One of the major challenges facing Japan’s real-estate industry is the rising cost of construction, as inflation nears decades-high levels reached earlier this year. The average price of building materials jumped by 37% as of August compared with January 2021, while total construction costs including labor expenses rose by 25% to 29% during the period, according to Japan Federation of Construction Contractors data.
Mori Trust has been trying to respond to rising costs by looking for ways to reduce expenditures and improve product quality, the CEO said.
“We’ve been doing checks like that over and over, but even as we do that, costs keep on going up,” Date said. “It’s like a cat-and-mouse game.”

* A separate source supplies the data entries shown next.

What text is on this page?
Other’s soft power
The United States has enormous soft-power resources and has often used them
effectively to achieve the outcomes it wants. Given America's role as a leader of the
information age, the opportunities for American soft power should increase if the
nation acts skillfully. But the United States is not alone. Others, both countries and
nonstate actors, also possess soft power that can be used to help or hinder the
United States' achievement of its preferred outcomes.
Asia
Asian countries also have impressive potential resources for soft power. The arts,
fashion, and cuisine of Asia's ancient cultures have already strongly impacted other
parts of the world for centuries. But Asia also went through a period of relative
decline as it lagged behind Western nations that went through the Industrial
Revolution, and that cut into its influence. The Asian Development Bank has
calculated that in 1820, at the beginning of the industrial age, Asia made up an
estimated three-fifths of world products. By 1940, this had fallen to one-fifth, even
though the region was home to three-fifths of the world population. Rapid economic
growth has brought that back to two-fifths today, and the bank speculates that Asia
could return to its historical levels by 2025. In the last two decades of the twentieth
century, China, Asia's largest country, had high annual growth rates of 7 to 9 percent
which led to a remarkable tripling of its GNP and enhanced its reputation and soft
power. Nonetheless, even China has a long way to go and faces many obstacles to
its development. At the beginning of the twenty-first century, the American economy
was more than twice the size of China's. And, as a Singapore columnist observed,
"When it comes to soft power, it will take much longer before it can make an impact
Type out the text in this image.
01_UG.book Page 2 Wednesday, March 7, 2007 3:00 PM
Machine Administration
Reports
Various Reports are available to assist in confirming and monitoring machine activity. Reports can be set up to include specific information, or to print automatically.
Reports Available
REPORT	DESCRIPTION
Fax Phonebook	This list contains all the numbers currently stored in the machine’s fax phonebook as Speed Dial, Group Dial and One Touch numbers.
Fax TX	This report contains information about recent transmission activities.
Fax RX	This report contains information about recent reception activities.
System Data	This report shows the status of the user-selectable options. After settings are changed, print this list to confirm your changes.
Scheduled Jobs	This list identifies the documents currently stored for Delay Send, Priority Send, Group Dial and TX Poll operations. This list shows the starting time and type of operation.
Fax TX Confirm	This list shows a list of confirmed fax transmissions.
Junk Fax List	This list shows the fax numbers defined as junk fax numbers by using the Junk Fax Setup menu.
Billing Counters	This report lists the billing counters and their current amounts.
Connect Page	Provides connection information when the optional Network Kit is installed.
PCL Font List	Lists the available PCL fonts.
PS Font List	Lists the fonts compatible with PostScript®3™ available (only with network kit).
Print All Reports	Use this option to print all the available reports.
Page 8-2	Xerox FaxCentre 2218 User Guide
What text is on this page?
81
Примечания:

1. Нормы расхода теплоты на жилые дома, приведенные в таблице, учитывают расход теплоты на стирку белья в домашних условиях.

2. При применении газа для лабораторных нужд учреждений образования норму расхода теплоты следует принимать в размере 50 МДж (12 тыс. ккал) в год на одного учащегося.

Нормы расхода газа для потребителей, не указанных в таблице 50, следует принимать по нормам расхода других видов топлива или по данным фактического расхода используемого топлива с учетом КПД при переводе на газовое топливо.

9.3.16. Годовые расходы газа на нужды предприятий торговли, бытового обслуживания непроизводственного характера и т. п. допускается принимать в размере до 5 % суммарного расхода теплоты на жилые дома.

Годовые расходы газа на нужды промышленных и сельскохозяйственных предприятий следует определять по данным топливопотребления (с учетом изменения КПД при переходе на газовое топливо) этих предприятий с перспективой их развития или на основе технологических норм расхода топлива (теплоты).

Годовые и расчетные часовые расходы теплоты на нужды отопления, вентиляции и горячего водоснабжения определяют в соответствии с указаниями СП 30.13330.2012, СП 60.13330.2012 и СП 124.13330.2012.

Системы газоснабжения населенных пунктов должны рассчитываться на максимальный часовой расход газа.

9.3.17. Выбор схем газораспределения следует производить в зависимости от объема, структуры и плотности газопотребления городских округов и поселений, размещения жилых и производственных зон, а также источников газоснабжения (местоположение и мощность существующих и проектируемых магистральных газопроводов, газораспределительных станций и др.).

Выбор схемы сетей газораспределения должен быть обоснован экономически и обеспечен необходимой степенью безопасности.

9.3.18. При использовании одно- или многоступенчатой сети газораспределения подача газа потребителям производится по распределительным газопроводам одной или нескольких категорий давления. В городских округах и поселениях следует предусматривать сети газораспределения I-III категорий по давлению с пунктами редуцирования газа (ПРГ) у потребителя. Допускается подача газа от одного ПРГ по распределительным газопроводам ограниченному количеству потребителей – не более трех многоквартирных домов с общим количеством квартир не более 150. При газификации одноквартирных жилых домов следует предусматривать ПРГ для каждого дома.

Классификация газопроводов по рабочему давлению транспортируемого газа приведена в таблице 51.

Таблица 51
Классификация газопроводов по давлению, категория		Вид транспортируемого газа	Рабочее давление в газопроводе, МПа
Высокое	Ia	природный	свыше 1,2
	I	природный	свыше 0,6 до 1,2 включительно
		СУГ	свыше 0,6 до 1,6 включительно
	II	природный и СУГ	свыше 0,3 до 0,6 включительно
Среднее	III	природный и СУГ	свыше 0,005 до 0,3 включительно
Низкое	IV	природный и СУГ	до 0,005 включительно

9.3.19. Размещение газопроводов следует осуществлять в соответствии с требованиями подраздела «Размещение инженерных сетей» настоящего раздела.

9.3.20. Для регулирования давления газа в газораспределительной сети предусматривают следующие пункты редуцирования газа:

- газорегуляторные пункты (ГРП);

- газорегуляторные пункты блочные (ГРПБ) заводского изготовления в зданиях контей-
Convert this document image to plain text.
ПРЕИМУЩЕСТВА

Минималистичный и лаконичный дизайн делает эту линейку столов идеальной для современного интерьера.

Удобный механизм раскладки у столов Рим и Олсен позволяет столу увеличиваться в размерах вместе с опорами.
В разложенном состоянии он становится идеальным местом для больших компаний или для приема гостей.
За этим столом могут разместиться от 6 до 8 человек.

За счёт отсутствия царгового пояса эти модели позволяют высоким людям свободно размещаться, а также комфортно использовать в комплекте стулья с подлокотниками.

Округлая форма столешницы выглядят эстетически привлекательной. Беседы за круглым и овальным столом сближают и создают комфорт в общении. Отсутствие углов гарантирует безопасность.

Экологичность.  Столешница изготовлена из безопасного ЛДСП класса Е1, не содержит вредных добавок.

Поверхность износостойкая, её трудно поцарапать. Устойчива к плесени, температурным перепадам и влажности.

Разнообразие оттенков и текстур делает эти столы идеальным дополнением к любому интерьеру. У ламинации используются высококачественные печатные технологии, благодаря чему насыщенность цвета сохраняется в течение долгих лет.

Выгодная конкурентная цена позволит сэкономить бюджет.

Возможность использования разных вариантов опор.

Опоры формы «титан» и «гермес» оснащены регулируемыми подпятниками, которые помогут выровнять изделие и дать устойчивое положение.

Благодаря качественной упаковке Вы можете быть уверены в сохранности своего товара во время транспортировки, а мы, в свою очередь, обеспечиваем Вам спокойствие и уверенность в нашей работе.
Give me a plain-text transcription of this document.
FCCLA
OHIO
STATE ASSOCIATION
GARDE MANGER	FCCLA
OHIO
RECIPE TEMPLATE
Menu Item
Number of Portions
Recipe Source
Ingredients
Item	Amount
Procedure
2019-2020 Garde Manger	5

The developer is aiming for operating profit of ¥70 billion on sales of ¥330 billion by fiscal 2030, from ¥30.3 billion in profit and ¥140.2 billion in revenue in fiscal 2016 when it released its mid- to long-term business plan. That compares with operating income of ¥372.7 billion in the fiscal year ended March at Mitsui Fudosan, a top listed Japanese real-estate firm.
Mori Trust has developed 35 hotels in Japan including Conrad Tokyo and the Tokyo Edition, Ginza, and office buildings such as Marunouchi Trust Tower Main and North in the Japanese capital’s banking district.
Date said that while the office real-estate market is doing well, sharp increases in rents aren’t really possible. It’s easier to pass on higher building costs to hotel customers, “so what we’re looking at is how much new hotel development should occupy our portfolio,” she said.